My older sister, younger brother and I get together for a weekend brunch every so often, usually instigated by our baby brother, who is well aware that my sister and I tend to keep our distance.
Why are we distant? At this point, it's no more than habit. We're very different people, who have a mild tendency to trip one another up without meaning to, and why should we risk it?
But brunch is relatively harmless and the food is good where we meet, though the coffee's lousy.
I shared a couple of stories I had written, crime stories involving Indiana and our good old sugar cream pie, the state pie. A local T-shirt shop has mocked up a movie poster or book cover with that as the topic, which they are selling on T-shirts, fridge magnets and stickers, and I'm hoping to get some of my fellow writers to contribute to an anthology on the theme. Unlike stories and artwork, titles and topics are not copyrightable; so I'll offer the T-shirt shop a piece of the action in exchange for using the art, and if they demur, I can proceed with different artwork and, out of courtesy, a different title. If I can get two short stories out of it, my peers are sure to do much better.

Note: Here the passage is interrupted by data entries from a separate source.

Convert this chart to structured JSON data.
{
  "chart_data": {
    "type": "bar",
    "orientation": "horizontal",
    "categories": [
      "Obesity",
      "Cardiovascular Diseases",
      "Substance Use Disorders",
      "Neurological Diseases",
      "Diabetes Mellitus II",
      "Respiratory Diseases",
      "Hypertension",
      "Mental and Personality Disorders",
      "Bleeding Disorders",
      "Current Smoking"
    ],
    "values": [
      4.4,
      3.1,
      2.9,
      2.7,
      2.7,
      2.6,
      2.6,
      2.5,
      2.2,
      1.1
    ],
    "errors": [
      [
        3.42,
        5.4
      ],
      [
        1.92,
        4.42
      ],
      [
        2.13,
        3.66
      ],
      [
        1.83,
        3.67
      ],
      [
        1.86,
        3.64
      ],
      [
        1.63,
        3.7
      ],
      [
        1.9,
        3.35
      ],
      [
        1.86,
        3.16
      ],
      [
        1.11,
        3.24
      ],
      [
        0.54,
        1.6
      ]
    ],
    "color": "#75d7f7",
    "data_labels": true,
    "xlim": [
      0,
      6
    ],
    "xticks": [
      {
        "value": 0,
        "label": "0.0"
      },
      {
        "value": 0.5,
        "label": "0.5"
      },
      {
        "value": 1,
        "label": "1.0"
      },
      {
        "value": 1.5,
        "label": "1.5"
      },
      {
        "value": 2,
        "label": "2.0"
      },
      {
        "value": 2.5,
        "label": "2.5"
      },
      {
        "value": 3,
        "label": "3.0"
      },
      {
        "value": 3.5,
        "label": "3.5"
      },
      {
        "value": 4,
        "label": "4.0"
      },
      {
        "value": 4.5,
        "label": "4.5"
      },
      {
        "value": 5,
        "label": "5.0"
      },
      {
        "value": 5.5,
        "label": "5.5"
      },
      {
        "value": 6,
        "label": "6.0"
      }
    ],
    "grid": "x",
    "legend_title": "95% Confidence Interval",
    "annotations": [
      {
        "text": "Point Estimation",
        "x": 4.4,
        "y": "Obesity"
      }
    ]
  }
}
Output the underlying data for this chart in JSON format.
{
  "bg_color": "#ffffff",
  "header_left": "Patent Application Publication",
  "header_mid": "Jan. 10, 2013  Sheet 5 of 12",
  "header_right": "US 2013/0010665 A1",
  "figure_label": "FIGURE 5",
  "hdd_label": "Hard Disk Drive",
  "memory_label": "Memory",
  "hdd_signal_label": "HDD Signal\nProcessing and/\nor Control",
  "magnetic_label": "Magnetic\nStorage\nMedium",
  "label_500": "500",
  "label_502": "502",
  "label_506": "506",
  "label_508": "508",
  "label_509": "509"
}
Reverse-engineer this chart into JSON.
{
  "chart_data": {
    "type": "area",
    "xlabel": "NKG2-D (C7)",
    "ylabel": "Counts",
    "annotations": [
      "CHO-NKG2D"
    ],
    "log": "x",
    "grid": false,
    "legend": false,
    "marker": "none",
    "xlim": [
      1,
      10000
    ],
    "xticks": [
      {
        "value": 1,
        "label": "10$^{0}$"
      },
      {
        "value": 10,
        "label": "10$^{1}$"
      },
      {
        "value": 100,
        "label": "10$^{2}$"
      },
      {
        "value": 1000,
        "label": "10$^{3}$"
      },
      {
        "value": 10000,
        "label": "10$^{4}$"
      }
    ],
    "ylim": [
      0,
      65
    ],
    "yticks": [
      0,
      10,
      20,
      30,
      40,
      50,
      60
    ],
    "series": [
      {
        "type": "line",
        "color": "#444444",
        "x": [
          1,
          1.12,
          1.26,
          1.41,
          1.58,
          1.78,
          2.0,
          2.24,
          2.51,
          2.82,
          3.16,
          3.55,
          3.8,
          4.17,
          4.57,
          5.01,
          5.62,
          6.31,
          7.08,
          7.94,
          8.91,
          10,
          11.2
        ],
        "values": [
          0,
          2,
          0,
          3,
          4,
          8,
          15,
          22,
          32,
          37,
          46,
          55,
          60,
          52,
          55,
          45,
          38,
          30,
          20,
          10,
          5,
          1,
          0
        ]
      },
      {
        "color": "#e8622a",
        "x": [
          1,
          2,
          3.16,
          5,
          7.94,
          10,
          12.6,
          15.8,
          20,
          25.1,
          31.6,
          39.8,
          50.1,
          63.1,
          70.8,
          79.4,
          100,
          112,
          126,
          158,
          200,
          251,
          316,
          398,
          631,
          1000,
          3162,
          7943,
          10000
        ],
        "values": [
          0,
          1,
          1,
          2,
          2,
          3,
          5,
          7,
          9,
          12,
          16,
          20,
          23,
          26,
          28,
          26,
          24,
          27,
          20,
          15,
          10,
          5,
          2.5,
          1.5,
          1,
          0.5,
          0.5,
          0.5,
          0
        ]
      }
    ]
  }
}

Why would I show those stories to my siblings? Both use incidents and activities from our shared pasts: the big multi-family reunions our father's side used to hold, filling a large private park, and a remarkable, terrifying happening from Dad's youth. Not the time he fitted one of his younger brothers with a gunny-sack parachute and sent him hurtling down from the haymow doors of the family barn (his brother survived, surprisingly unscathed) but about as bad.